Reverse Linked List

Problem Statement #

Reverse a singly linked list.

Example:

Input:  1->2->3->4->5->NULL
Output: 5->4->3->2->1->NULL

Solution #

var reverseList = function(head) {
    //iterate through
    //keep track of prior and next
    //set next to prior, and move to next node
    let curr = head;
    let prev = null;
    let next = null;

    while (curr != null) {
        next = curr.next; //keep track of next
        curr.next = prev; //set to prior
        prev = curr; //set new prev for next iteration
        curr = next; //move to next node
    }
    //return new head
    return prev; //since curr is null
};

Approach #

This is a classic linked list problem that appears frequently in coding interviews. The challenge lies in reversing the pointers without losing track of the remaining nodes in the list.

Understanding the Problem #

The key insight is that we need to reverse what each node points to. However, if we simply change a node’s pointer without preparation, we’ll lose access to the rest of the list. For example, if we make node 2 point to node 1, we can no longer reach node 3 through node 2.

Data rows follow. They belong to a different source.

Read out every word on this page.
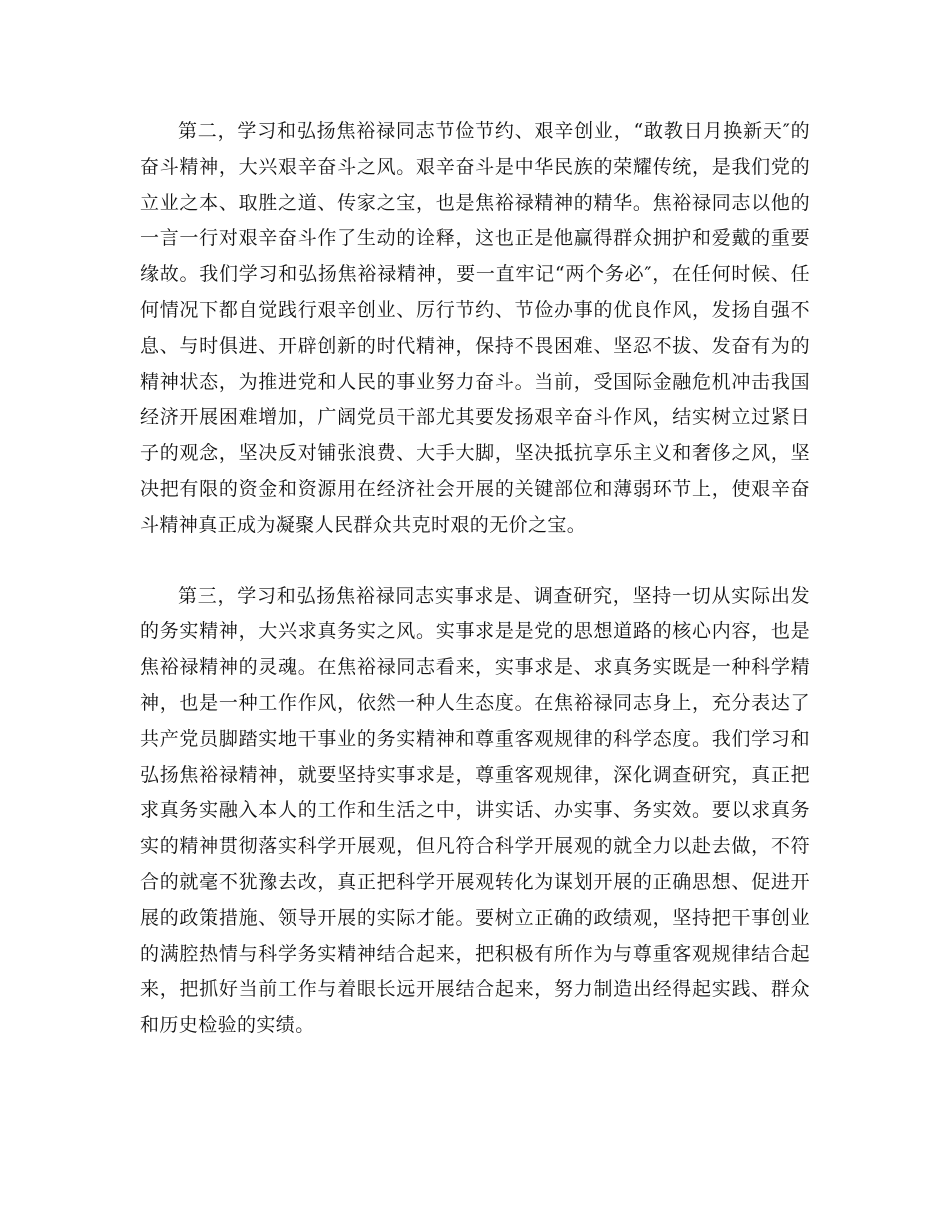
第二，学习和弘扬焦裕禄同志节俭节约、艰辛创业，“敢教日月换新天″的奋斗精神，大兴艰辛奋斗之风。艰辛奋斗是中华民族的荣耀传统，是我们党的立业之本、取胜之道、传家之宝，也是焦裕禄精神的精华。焦裕禄同志以他的一言一行对艰辛奋斗作了生动的诠释，这也正是他赢得群众拥护和爱戴的重要缘故。我们学习和弘扬焦裕禄精神，要一直牢记“两个务必″，在任何时候、任何情况下都自觉践行艰辛创业、厉行节约、节俭办事的优良作风，发扬自强不息、与时俱进、开辟创新的时代精神，保持不畏困难、坚忍不拔、发奋有为的精神状态，为推进党和人民的事业努力奋斗。当前，受国际金融危机冲击我国经济开展困难增加，广阔党员干部尤其要发扬艰辛奋斗作风，结实树立过紧日子的观念，坚决反对铺张浪费、大手大脚，坚决抵抗享乐主义和奢侈之风，坚决把有限的资金和资源用在经济社会开展的关键部位和薄弱环节上，使艰辛奋斗精神真正成为凝聚人民群众共克时艰的无价之宝。

第三，学习和弘扬焦裕禄同志实事求是、调查研究，坚持一切从实际出发的务实精神，大兴求真务实之风。实事求是是党的思想道路的核心内容，也是焦裕禄精神的灵魂。在焦裕禄同志看来，实事求是、求真务实既是一种科学精神，也是一种工作作风，依然一种人生态度。在焦裕禄同志身上，充分表达了共产党员脚踏实地干事业的务实精神和尊重客观规律的科学态度。我们学习和弘扬焦裕禄精神，就要坚持实事求是，尊重客观规律，深化调查研究，真正把求真务实融入本人的工作和生活之中，讲实话、办实事、务实效。要以求真务实的精神贯彻落实科学开展观，但凡符合科学开展观的就全力以赴去做，不符合的就毫不犹豫去改，真正把科学开展观转化为谋划开展的正确思想、促进开展的政策措施、领导开展的实际才能。要树立正确的政绩观，坚持把干事创业的满腔热情与科学务实精神结合起来，把积极有所作为与尊重客观规律结合起来，把抓好当前工作与着眼长远开展结合起来，努力制造出经得起实践、群众和历史检验的实绩。
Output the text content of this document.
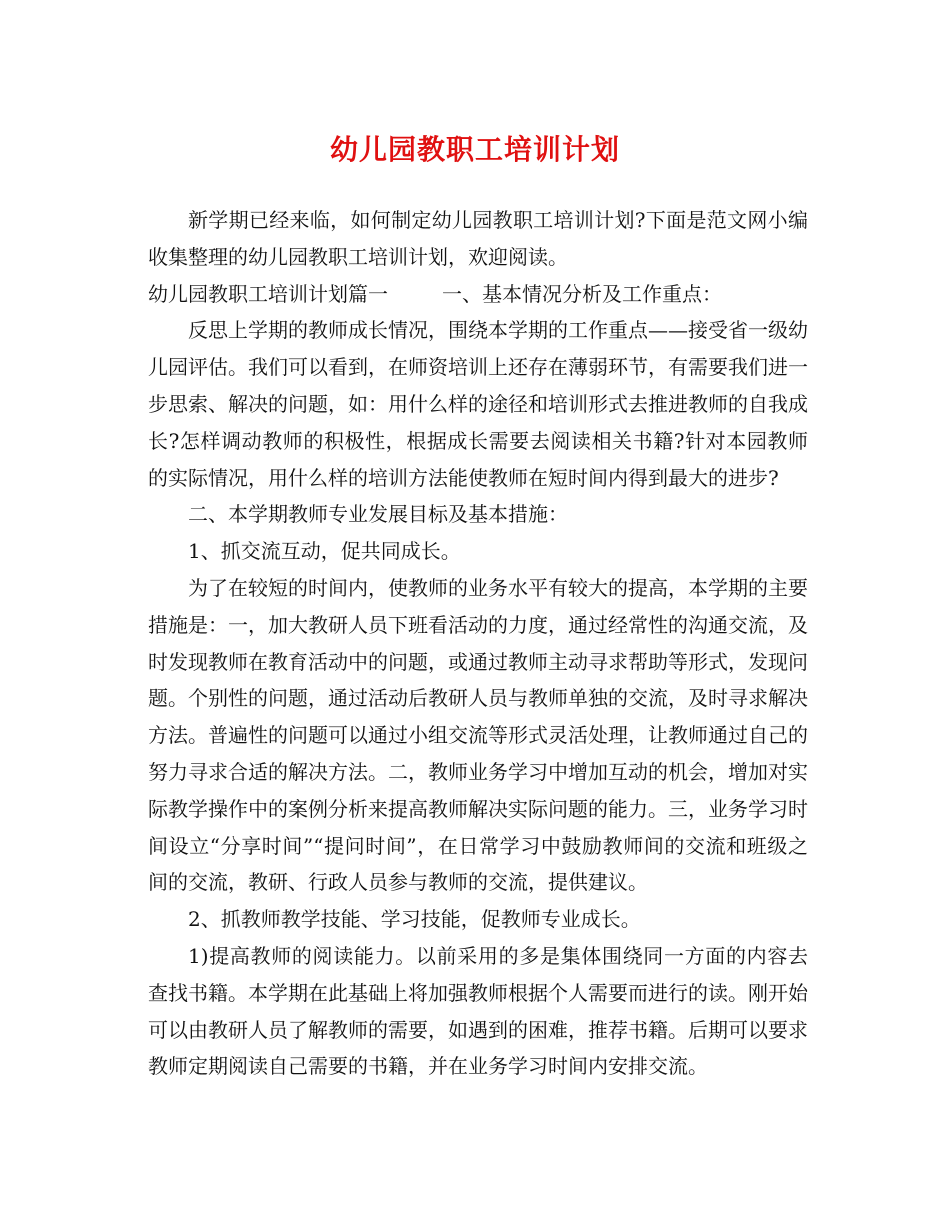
幼儿园教职工培训计划

新学期已经来临，如何制定幼儿园教职工培训计划?下面是范文网小编收集整理的幼儿园教职工培训计划，欢迎阅读。

幼儿园教职工培训计划篇一	一、基本情况分析及工作重点：

反思上学期的教师成长情况，围绕本学期的工作重点——接受省一级幼儿园评估。我们可以看到，在师资培训上还存在薄弱环节，有需要我们进一步思索、解决的问题，如：用什么样的途径和培训形式去推进教师的自我成长?怎样调动教师的积极性，根据成长需要去阅读相关书籍?针对本园教师的实际情况，用什么样的培训方法能使教师在短时间内得到最大的进步?

二、本学期教师专业发展目标及基本措施：

1、抓交流互动，促共同成长。

为了在较短的时间内，使教师的业务水平有较大的提高，本学期的主要措施是：一，加大教研人员下班看活动的力度，通过经常性的沟通交流，及时发现教师在教育活动中的问题，或通过教师主动寻求帮助等形式，发现问题。个别性的问题，通过活动后教研人员与教师单独的交流，及时寻求解决方法。普遍性的问题可以通过小组交流等形式灵活处理，让教师通过自己的努力寻求合适的解决方法。二，教师业务学习中增加互动的机会，增加对实际教学操作中的案例分析来提高教师解决实际问题的能力。三，业务学习时间设立“分享时间”“提问时间”，在日常学习中鼓励教师间的交流和班级之间的交流，教研、行政人员参与教师的交流，提供建议。

2、抓教师教学技能、学习技能，促教师专业成长。

1)提高教师的阅读能力。以前采用的多是集体围绕同一方面的内容去查找书籍。本学期在此基础上将加强教师根据个人需要而进行的读。刚开始可以由教研人员了解教师的需要，如遇到的困难，推荐书籍。后期可以要求教师定期阅读自己需要的书籍，并在业务学习时间内安排交流。
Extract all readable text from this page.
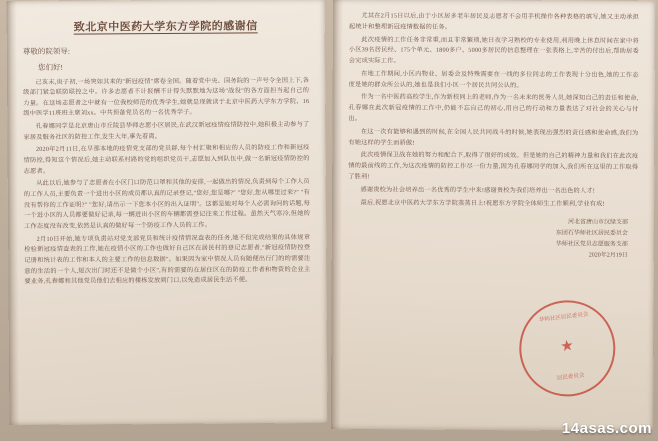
致北京中医药大学东方学院的感谢信
尊敬的院领导:
您们好!

己亥末,庚子初,一场突如其来的"新冠疫情"席卷全国。随着党中央、国务院的一声号令全国上下,各级部门紧急联防联控之中。许多志愿者不计报酬不计得失默默地为这场"战役"的各方面担当起自己的力量。在这场志愿者之中就有一位我校师范的优秀学生,她就是现就读于北京中医药大学东方学院、16级中医学11班班主席刘xx。中共预备党员名的一名优秀学子。

孔春娜同学是北京唐山市丘陵县华师志愿小区居民,在武汉新冠疫情疫情防控中,她积极主动参与了家居及服务社区的防控工作,发生大年,事先着离。

2020年2月11日,在早那本地的疫情党支部的党员群,每个村汇聚和相应的人员的防疫工作和新冠疫情防控,得知这个情况后,她主动联系村路的党的组织党员干,志愿加入到队伍中,做一名新冠疫情防控的志愿者。

从此以后,她参与了志愿者在小区门口防范口罩和其他的安排,一起做出的情况,负责到每个工作人员的工作人员,主要负责一个进出小区的成员都认真的记录登记,"您好,您是哪?" "您好,您从哪里过来?" "有没有帮你的工作证明?" "您好,请出示一下您本小区的出入证明"。这都是她对每个人必需询问的话题,每一个进小区的人员都要做好记录,每一辆进出小区的车辆都需登记往来工作过程。虽然天气寒冷,但她的工作态度没有改变,依然是认真的做好每一个防疫工作人员的工作。

2月10日开始,她专项负责站对党支部党员和统计疫情情况查表的任务,她不但完成结果的具体规章检验新冠疫情查表的工作,她在疫情小区的工作也做好自己区在居民村的登记志愿者,"新冠疫情防控登记册和统计表的工作和本人的主要工作的信息数据"。如果因为家中情况人员有随便出行门的的需要注意的生活的一个人,短次出门时还不是做个小区",有的需要的在居住区在的防疫工作者和物资的企业主要业务,孔春娜和其他党员他们去相应的楼栋发放到门口,以免造成居民生活不便。

尤其在2月15日以后,由于小区居多老年居民及志愿者不会用手机操作各种表格的填写,她又主动承担起统计和整理新冠疫情数据的任务。

此次疫情的工作任务非常重,而且非常繁琐,她日夜学习熟校的专业使用,利用晚上休息时间在家中将小区39名居民经、175个单元、1800多户、5000多居民的信息整理在一张表格上,辛苦的付出后,帮助居委会完成实际工作。

在地工作期间,小区内物业、居委会及特殊需要在一线的多位同志的工作表现十分出色,她的工作态度是她的群众所公认的,她也是我们小区一个居民共同公认的。

作为一名中医药高校学生,作为新校同上的老师,作为一名未来的医务人员,她深知自己的责任和使命,孔春娜在此次新冠疫情的工作中,仍能不忘自己的初心,用自己的行动和力量表达了对社会的关心与付出。

在这一次有能够和遇到的时候,在全国人民共同战斗的时候,她表现出强烈的责任感和使命感,我们为有她这样的学生而骄傲!

此次疫情保卫战在她的努力和配合下,取得了很好的成效。但是她的自己的精神力量和我们在此次疫情的最前线的工作,为这次疫情的防控工作尽一份力量,因为孔春娜同学的加入,我们所在这里的工作取得了胜利!

感谢贵校为社会培养出一名优秀的学生中来!感谢贵校为我们培养出一名出色的人才!

最后,祝愿北京中医药大学东方学院蒸蒸日上!祝愿东方学院全体师生工作顺利,学业有成!

河北省唐山市汉绿支部
东团石华师社区居民委员会
华师社区党员志愿服务支部
2020年2月19日
华师社区居民委员会
★
居民委员会
14asas.com
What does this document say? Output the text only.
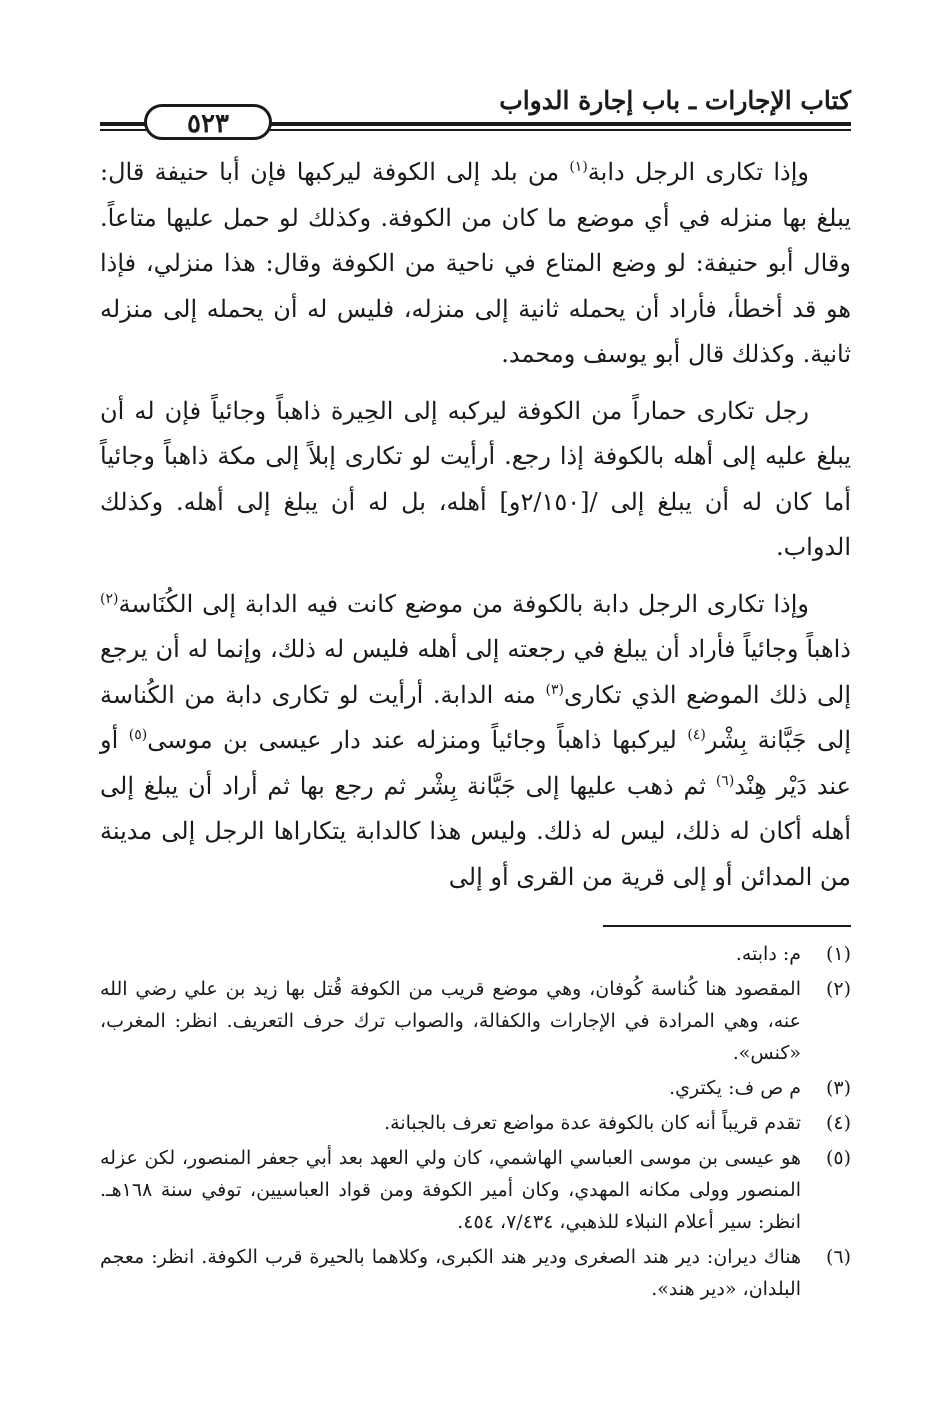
كتاب الإجارات ـ باب إجارة الدواب
٥٢٣

وإذا تكارى الرجل دابة$^{(١)}$ من بلد إلى الكوفة ليركبها فإن أبا حنيفة قال: يبلغ بها منزله في أي موضع ما كان من الكوفة. وكذلك لو حمل عليها متاعاً. وقال أبو حنيفة: لو وضع المتاع في ناحية من الكوفة وقال: هذا منزلي، فإذا هو قد أخطأ، فأراد أن يحمله ثانية إلى منزله، فليس له أن يحمله إلى منزله ثانية. وكذلك قال أبو يوسف ومحمد.

رجل تكارى حماراً من الكوفة ليركبه إلى الحِيرة ذاهباً وجائياً فإن له أن يبلغ عليه إلى أهله بالكوفة إذا رجع. أرأيت لو تكارى إبلاً إلى مكة ذاهباً وجائياً أما كان له أن يبلغ إلى /[٢/١٥٠و] أهله، بل له أن يبلغ إلى أهله. وكذلك الدواب.

وإذا تكارى الرجل دابة بالكوفة من موضع كانت فيه الدابة إلى الكُنَاسة$^{(٢)}$ ذاهباً وجائياً فأراد أن يبلغ في رجعته إلى أهله فليس له ذلك، وإنما له أن يرجع إلى ذلك الموضع الذي تكارى$^{(٣)}$ منه الدابة. أرأيت لو تكارى دابة من الكُناسة إلى جَبَّانة بِشْر$^{(٤)}$ ليركبها ذاهباً وجائياً ومنزله عند دار عيسى بن موسى$^{(٥)}$ أو عند دَيْر هِنْد$^{(٦)}$ ثم ذهب عليها إلى جَبَّانة بِشْر ثم رجع بها ثم أراد أن يبلغ إلى أهله أكان له ذلك، ليس له ذلك. وليس هذا كالدابة يتكاراها الرجل إلى مدينة من المدائن أو إلى قرية من القرى أو إلى

(١)
م: دابته.
(٢)
المقصود هنا كُناسة كُوفان، وهي موضع قريب من الكوفة قُتل بها زيد بن علي رضي الله عنه، وهي المرادة في الإجارات والكفالة، والصواب ترك حرف التعريف. انظر: المغرب، «كنس».
(٣)
م ص ف: يكتري.
(٤)
تقدم قريباً أنه كان بالكوفة عدة مواضع تعرف بالجبانة.
(٥)
هو عيسى بن موسى العباسي الهاشمي، كان ولي العهد بعد أبي جعفر المنصور، لكن عزله المنصور وولى مكانه المهدي، وكان أمير الكوفة ومن قواد العباسيين، توفي سنة ١٦٨هـ. انظر: سير أعلام النبلاء للذهبي، ٧/٤٣٤، ٤٥٤.
(٦)
هناك ديران: دير هند الصغرى ودير هند الكبرى، وكلاهما بالحيرة قرب الكوفة. انظر: معجم البلدان، «دير هند».
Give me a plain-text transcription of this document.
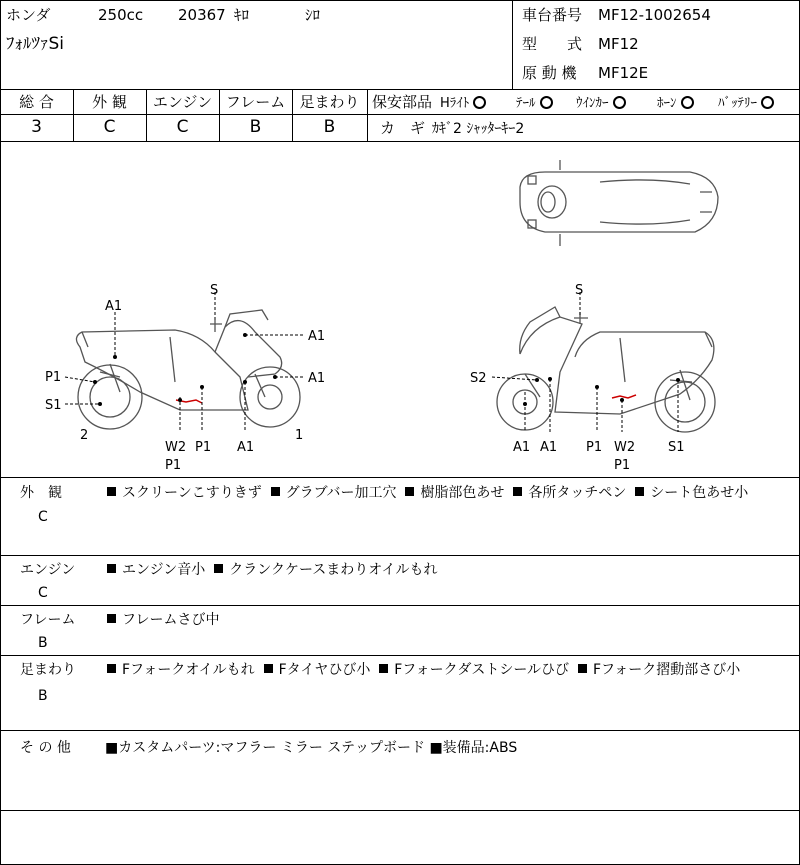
ホンダ	250cc 20367 ｷﾛ	ｼﾛ
ﾌｫﾙﾂｧSi
車台番号 MF12-1002654
型　　式 MF12
原 動 機 MF12E
総 合	外 観	エンジン フレーム 足まわり
3	C	C	B	B
保安部品 Hﾗｲﾄ	ﾃｰﾙ	ｳｲﾝｶｰ	ﾎｰﾝ	ﾊﾞｯﾃﾘｰ
カ　ギ ｶｷﾞ2 ｼｬｯﾀｰｷｰ2
S
A1
A1
A1
P1
S1
2
W2
P1
P1 A1
1
S
S2
A1 A1 P1 W2
P1
S1
外　観
C
スクリーンこすりきず グラブバー加工穴 樹脂部色あせ 各所タッチペン シート色あせ小
エンジン
C
エンジン音小 クランクケースまわりオイルもれ
フレーム
B
フレームさび中
足まわり
B
Fフォークオイルもれ Fタイヤひび小 Fフォークダストシールひび Fフォーク摺動部さび小
そ の 他 ■カスタムパーツ:マフラー ミラー ステップボード ■装備品:ABS
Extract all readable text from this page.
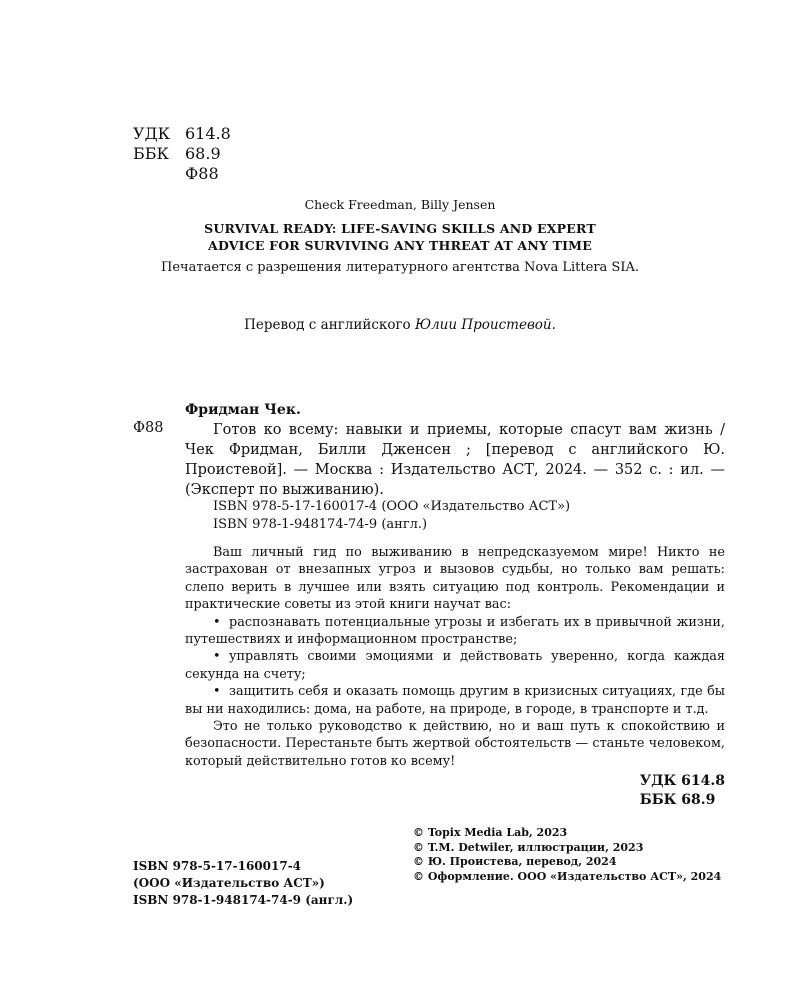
УДК 614.8
ББК	68.9
Ф88
Check Freedman, Billy Jensen
SURVIVAL READY: LIFE-SAVING SKILLS AND EXPERT
ADVICE FOR SURVIVING ANY THREAT AT ANY TIME
Печатается с разрешения литературного агентства Nova Littera SIA.
Перевод с английского Юлии Проистевой.
Фридман Чек.
Ф88	Готов ко всему: навыки и приемы, которые спасут вам жизнь / Чек Фридман, Билли Дженсен ; [перевод с английского Ю. Проистевой]. — Москва : Издательство АСТ, 2024. — 352 с. : ил. — (Эксперт по выживанию).
ISBN 978-5-17-160017-4 (ООО «Издательство АСТ»)
ISBN 978-1-948174-74-9 (англ.)

Ваш личный гид по выживанию в непредсказуемом мире! Никто не застрахован от внезапных угроз и вызовов судьбы, но только вам решать: слепо верить в лучшее или взять ситуацию под контроль. Рекомендации и практические советы из этой книги научат вас:

• распознавать потенциальные угрозы и избегать их в привычной жизни, путешествиях и информационном пространстве;

• управлять своими эмоциями и действовать уверенно, когда каждая секунда на счету;

• защитить себя и оказать помощь другим в кризисных ситуациях, где бы вы ни находились: дома, на работе, на природе, в городе, в транспорте и т.д.

Это не только руководство к действию, но и ваш путь к спокойствию и безопасности. Перестаньте быть жертвой обстоятельств — станьте человеком, который действительно готов ко всему!

УДК 614.8
ББК 68.9
ISBN 978-5-17-160017-4
(ООО «Издательство АСТ»)
ISBN 978-1-948174-74-9 (англ.)
© Topix Media Lab, 2023
© T.M. Detwiler, иллюстрации, 2023
© Ю. Проистева, перевод, 2024
© Оформление. ООО «Издательство АСТ», 2024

The solution is to temporarily keep track of both the previous and next nodes as we traverse the list.

Algorithm Steps #

At each iteration of the loop, we perform these operations in order:

Keep track of the next node by assigning curr.next to next
Reverse the current pointer by setting curr.next to prev
Update prev for the next iteration by setting prev to curr
Move to the next node by setting curr to next

By the time we finish iterating, all the pointers have been reversed, and prev points to the new head of the linked list (which was the original tail).

Visual Example #

Let’s trace through the algorithm with the list 1->2->3->NULL:

Initial state:

curr = 1, prev = null, next = null
List: 1->2->3->NULL

First iteration:

next = 2 (save reference to next node)
1->null (reverse current node's pointer)
prev = 1, curr = 2
List state: null<-1  2->3->NULL

Second iteration:

next = 3
2->1 (reverse current node's pointer)
prev = 2, curr = 3
List state: null<-1<-2  3->NULL

Third iteration:

next = null
3->2 (reverse current node's pointer)
prev = 3, curr = null
List state: null<-1<-2<-3

Loop ends (curr is null), return prev which points to 3, the new head.

Complexity Analysis #

Time Complexity: O(n) where n is the number of nodes in the linked list. We visit each node exactly once.

Space Complexity: O(1) as we only use a constant amount of extra space for the three pointer variables (curr, prev, next).

Alternative Approach: Recursive Solution #

While the iterative approach is more intuitive and space-efficient, the problem can also be solved recursively:

var reverseListRecursive = function(head) {
    // Base case: empty list or single node
    if (head === null || head.next === null) {
        return head;
    }

    // Recursively reverse the rest of the list
    const newHead = reverseListRecursive(head.next);

    // Reverse the current node's pointer
    head.next.next = head;
    head.next = null;

    return newHead;
};

The recursive solution has the same time complexity O(n) but uses O(n) space due to the recursion stack, making it less efficient than the iterative approach.

Key Takeaways #

The dummy variable pattern (using prev, curr, next) is essential for in-place linked list manipulation
Always preserve references to nodes before changing pointers
The iterative approach is preferred for this problem due to O(1) space complexity
Understanding this problem is fundamental for more complex linked list operations

This problem is a building block for many other linked list algorithms and demonstrates the importance of careful pointer manipulation in data structure problems.